Potrei moltiplicare questi esempi per venti o trenta, ma ciò che è importante, in breve, sottolineare è che il cosiddetto “cataclisma atlantico” è ben lungi dall’essere stato l’unico cataclisma e dall’essere stato incomparabile in termini di brutalità e drammaticità. È necessario rendersi conto che la schiavitù creata dagli occidentali nelle Americhe era solo una piccola parte di un problema molto più grande. Secondo le stime demografiche attualmente riconosciute, nel 1800 nelle Americhe c'erano 6 milioni di schiavi neri, ma nel mondo all'epoca c'erano in totale 45 milioni di schiavi. Il numero massimo di schiavi fu raggiunto prima delle Scoperte e non dopo. È necessario che le persone siano consapevoli che gli schiavi neri non hanno mai costituito, in nessun momento della storia, la maggioranza tra gli schiavi. Molte persone, quando pensano alla schiavitù, immaginano un uomo di colore, in America o in Africa, ma si sbagliano. La maggior parte degli schiavi era di pelle chiara, viveva in Eurasia ed era di sesso femminile.

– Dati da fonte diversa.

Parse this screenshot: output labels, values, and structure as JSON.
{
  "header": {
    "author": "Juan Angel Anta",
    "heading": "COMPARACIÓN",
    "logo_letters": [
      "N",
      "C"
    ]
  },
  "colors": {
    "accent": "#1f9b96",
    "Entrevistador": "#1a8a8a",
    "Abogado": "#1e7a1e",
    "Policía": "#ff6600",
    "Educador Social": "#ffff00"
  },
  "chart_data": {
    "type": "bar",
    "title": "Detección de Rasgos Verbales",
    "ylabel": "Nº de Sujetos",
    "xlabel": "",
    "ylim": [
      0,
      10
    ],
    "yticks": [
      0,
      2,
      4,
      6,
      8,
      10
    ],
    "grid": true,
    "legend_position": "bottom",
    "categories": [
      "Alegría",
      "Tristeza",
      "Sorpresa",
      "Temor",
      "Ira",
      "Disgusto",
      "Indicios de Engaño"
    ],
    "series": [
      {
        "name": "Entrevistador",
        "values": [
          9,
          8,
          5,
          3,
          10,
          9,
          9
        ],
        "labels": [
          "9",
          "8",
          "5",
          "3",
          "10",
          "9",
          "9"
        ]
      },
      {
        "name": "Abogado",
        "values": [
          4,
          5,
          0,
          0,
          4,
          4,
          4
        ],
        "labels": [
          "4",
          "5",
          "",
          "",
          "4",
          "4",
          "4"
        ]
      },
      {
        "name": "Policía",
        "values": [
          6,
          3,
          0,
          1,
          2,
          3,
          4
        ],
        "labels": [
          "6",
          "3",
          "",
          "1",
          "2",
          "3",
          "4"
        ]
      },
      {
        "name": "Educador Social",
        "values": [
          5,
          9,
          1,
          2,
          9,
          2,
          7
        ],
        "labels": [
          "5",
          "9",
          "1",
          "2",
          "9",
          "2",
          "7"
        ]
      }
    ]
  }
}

Ora, se vogliamo che gli attuali governanti paghino riparazioni materiali e simboliche alle persone di discendenza africana per l'iniquità e la violenza che la schiavitù ha rappresentato in America e in Africa, allora la buona logica e la più elementare giustizia impongono che lo paghino anche ai discendenti di tutte le persone che l'hanno subita, in Europa, India, Corea, ecc. Ci saranno i fondi e la forza di volontà per tutto questo? E se così fosse, i governanti politicamente corretti avrebbero un modo per sfuggire al dilemma che si presenterebbe immediatamente e inevitabilmente, facendoli entrare in un circolo vizioso? È molto probabile che le persone in vita oggi siano contemporaneamente discendenti di schiavi e di mercanti di schiavi o proprietari di schiavi. Per spiegarlo meglio, citerò due persone che tutti conoscono. Gli ex presidenti degli Stati Uniti George Bush e suo figlio George W. Bush sono discendenti di un mercante di schiavi inglese del XVIII secolo di Bristol e, molto probabilmente, di persone catturate e ridotte in schiavitù dai pirati irlandesi e successivamente vendute in altre regioni d'Europa, ad esempio a Roma. La famiglia Bush dovrebbe essere risarcita? Chiunque sostenga l'idea delle riparazioni dovrebbe rispondere in modo ragionato a questa domanda e togliersi questo stivale e quelli che ho menzionato prima.